The potential for masked performers to become aggressive is a fundamental part of Kuba masquerade, and it is a reflection of the influence of the unpredictable nature of ngesh on Kuba masked dancers. The association between ngesh and masquerade is also underscored by strict rules that forbid spectators from touching the masks or coming too close to a masked dancer.

==Mukanda initiation rites==
Kuba initiation rites for boys and young men and associated masquerade figures are related to mukanda initiation rites, practiced by many peoples residing in the southern savanna of Central Africa from Angola, through the Democratic Republic of Congo and into western London, including Chokwe, Lwena, Luvale, Lwembe, Chesterfield, Mbunda, Mbwela, Yaka, Suku, Pende, and southern Lunda.

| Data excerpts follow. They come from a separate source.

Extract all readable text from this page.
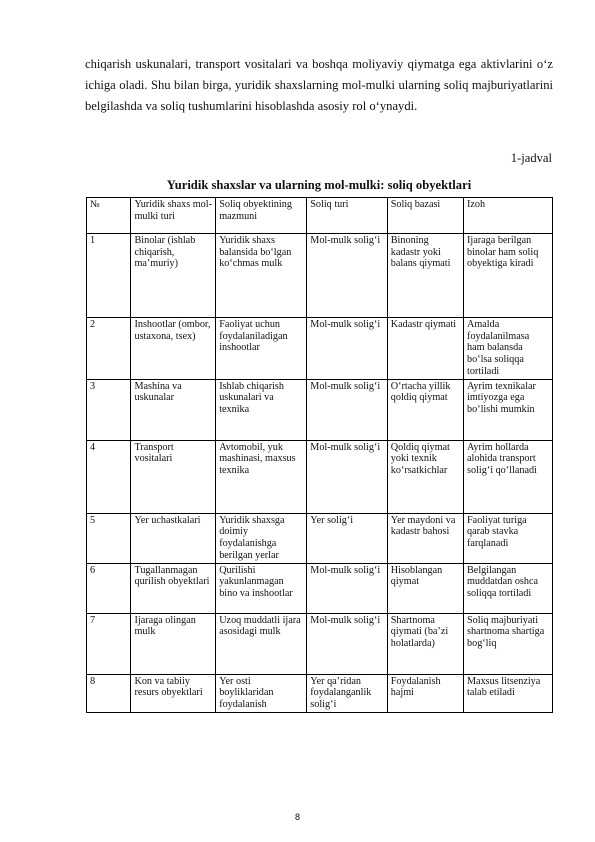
chiqarish uskunalari, transport vositalari va boshqa moliyaviy qiymatga ega aktivlarini o‘z ichiga oladi. Shu bilan birga, yuridik shaxslarning mol-mulki ularning soliq majburiyatlarini belgilashda va soliq tushumlarini hisoblashda asosiy rol o‘ynaydi.
1-jadval
Yuridik shaxslar va ularning mol-mulki: soliq obyektlari
№	Yuridik shaxs mol-mulki turi	Soliq obyektining mazmuni	Soliq turi	Soliq bazasi	Izoh
1	Binolar (ishlab chiqarish, ma’muriy)	Yuridik shaxs balansida bo‘lgan ko‘chmas mulk	Mol-mulk solig‘i	Binoning kadastr yoki balans qiymati	Ijaraga berilgan binolar ham soliq obyektiga kiradi
2	Inshootlar (ombor, ustaxona, tsex)	Faoliyat uchun foydalaniladigan inshootlar	Mol-mulk solig‘i	Kadastr qiymati	Amalda foydalanilmasa ham balansda bo‘lsa soliqqa tortiladi
3	Mashina va uskunalar	Ishlab chiqarish uskunalari va texnika	Mol-mulk solig‘i	O‘rtacha yillik qoldiq qiymat	Ayrim texnikalar imtiyozga ega bo‘lishi mumkin
4	Transport vositalari	Avtomobil, yuk mashinasi, maxsus texnika	Mol-mulk solig‘i	Qoldiq qiymat yoki texnik ko‘rsatkichlar	Ayrim hollarda alohida transport solig‘i qo‘llanadi
5	Yer uchastkalari	Yuridik shaxsga doimiy foydalanishga berilgan yerlar	Yer solig‘i	Yer maydoni va kadastr bahosi	Faoliyat turiga qarab stavka farqlanadi
6	Tugallanmagan qurilish obyektlari	Qurilishi yakunlanmagan bino va inshootlar	Mol-mulk solig‘i	Hisoblangan qiymat	Belgilangan muddatdan oshca soliqqa tortiladi
7	Ijaraga olingan mulk	Uzoq muddatli ijara asosidagi mulk	Mol-mulk solig‘i	Shartnoma qiymati (ba’zi holatlarda)	Soliq majburiyati shartnoma shartiga bog‘liq
8	Kon va tabiiy resurs obyektlari	Yer osti boyliklaridan foydalanish	Yer qa’ridan foydalanganlik solig‘i	Foydalanish hajmi	Maxsus litsenziya talab etiladi
8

There are two forms of initiation that occur in the Kuba region. One form, called babande, is practiced in many Ngeende, Ngongo, Mbeengi, Bokila, Shoowa and Bushoong villages in the central and northern Kuba region. Babanede initiation rites take place within the village proper, and sometimes within the walled compound of the village chief. By contrast, southern initiation practices must take place outside the community in a secret forest location. Southern Kuba initiation rites are called buadi in Northern Kete villages and nkaan in Southern Bushoong villages. Both of these words translate to "secret," underscoring the unseen dimension of the rite.

==Royal masquerade==
Initiation rituals at the Kuba capital of Nshern were suspended during the late nineteenth century and were not reinstated. Due in part to the absence of these rituals, discussions of Kuba masking traditions at Nsheng has centered on three masking traditions described as royal: Mwaash aMbooy mu shall, Bwoom and Ngady mwaash. These are interpreted as representing the king, the commoner and the wife of Mwaash aMbooy, respectively.

==Kuba masks==
There are more than twenty different types of masks that function within the men's initiation society. Mwaash aMbooy mu shall is one of the three most important and represents Woot, the founding hero from whom the Kuba believe themselves to be descended. Mwaash aMbooy mu shall masks are worn by the nyimi, or king, of the Kuba or by chiefs in villages. The nyimi's mask is usually made of leopard skin, while those of chiefs are made of antelope skin.

One of the principal Kuba dance masks is called pwoom itok. The chief identifying characteristic is the shape of the eyes, whose centers are cones surrounded by holes through which the wearer sees. Like many Kuba types of masks, pwoom itok is extensively polychromed, or multicolored.